Ab initio quantum chemical methods for accurately computing interactions between molecules have a wide range of applications but are often computationally expensive. Hence, selecting an appropriate method based on accuracy and computational cost remains a significant challenge due to varying performance of methods. In this work, we propose a framework based on an ensemble of $Δ$-ML models trained on features extracted from a pre-trained atom-pairwise neural network to predict the error of each method relative to all other methods including the ``gold standard'' coupled cluster with single, double, and perturbative triple excitations at the estimated complete basis set limit [CCSD(T)/CBS]. Our proposed approach provides error estimates across various levels of theories and identifies the computationally efficient approach for a given error range utilizing only a subset of the dataset. Further, this approach allows comparison between various theories. We demonstrate the effectiveness of our approach using an extended BioFragment dataset, which includes the interaction energies for common biomolecular fragments and small organic dimers. Our results show that the proposed framework achieves very small mean-absolute-errors below 0.1 kcal/mol regardless of the given method. Furthermore, by analyzing all-to-all $Δ$-ML models for present levels of theory, we identify method groupings that align with theoretical hypotheses, providing evidence that $Δ$-ML models can easily learn corrections from any level of theory to any other level of theory.

Figures (4)

• Figure 1: Overview of methodology of using the BFDBext to train 80x80 $\Delta$AP-Net2 models for predicting from any level of theory in the dataset to another level of theory.
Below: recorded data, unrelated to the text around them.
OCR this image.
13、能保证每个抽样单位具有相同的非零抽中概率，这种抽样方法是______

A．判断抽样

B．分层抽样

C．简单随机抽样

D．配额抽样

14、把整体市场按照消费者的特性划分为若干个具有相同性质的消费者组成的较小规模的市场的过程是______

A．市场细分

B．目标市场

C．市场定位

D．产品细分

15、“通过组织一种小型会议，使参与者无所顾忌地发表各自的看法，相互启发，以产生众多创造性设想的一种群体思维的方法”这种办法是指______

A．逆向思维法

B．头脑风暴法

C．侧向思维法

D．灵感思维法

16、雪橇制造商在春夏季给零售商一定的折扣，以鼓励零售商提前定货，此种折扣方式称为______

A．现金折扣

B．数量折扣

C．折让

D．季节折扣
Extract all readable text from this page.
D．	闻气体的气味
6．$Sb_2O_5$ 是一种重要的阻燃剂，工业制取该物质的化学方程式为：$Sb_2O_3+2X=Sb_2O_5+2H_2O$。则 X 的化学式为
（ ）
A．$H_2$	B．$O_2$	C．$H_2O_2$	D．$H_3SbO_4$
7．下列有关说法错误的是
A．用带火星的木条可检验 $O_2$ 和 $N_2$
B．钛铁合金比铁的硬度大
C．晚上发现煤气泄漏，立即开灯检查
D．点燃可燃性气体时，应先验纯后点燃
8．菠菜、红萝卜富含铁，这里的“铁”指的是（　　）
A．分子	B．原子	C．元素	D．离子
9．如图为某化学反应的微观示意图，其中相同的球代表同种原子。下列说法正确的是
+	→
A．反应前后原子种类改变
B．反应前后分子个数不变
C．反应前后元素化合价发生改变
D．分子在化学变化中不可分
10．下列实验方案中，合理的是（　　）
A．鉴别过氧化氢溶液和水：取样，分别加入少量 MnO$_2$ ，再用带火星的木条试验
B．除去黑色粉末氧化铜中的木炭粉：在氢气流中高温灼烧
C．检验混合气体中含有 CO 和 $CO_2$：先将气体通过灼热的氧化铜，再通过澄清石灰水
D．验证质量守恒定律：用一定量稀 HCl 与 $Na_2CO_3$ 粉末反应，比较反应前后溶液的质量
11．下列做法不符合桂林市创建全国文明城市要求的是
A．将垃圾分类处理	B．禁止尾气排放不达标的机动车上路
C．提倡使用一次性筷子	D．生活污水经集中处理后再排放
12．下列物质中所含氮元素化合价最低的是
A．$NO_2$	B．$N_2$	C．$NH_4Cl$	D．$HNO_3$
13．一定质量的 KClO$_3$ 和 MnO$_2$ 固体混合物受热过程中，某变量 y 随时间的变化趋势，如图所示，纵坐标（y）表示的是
• Figure 2: (a) BFDBExt dataset test error distributions for select levels of theory with respect to an estimated CCSD(T)/CBS/CP reference. The black horizontal line represents the mean error and the red horizontal lines represent the 5th and 95th percentiles. The uncorrected level of theory IE errors are in blue, while the $\Delta$AP-Net2 plus level of theory IE errors are in green. (b) Dendogram of select methods $\Delta$AP-Net2 model predicted error estimations ordered by MAE. Note the clusters of methods are nearly identical as the all-to-all M1 to M2 dendogram in the SI, meaning that the models are accurately predicting any M1 to M2. All levels of theory here are using CP.
• Figure 3: BFDBExt dataset train error distributions for select levels of theory with respect to an estimated CCSD(T)/CBS/CP reference. The black horizontal line represents the mean error and the red horizontal lines represent the 5th and 95th percentiles. The uncorrected level of theory IE errors are in blue, while the $\delta$AP-Net2 plus level of theory IE errors are in green.
• Figure 4: Dendogram of all-to-all $\delta$AP-Net2 model predicted error estimations ordered by MAE. Note the clusters of methods are nearly identical as the all-to-all M1 to M2 dendogram in the SI, meaning that the models are accurately predicting any M1 to M2.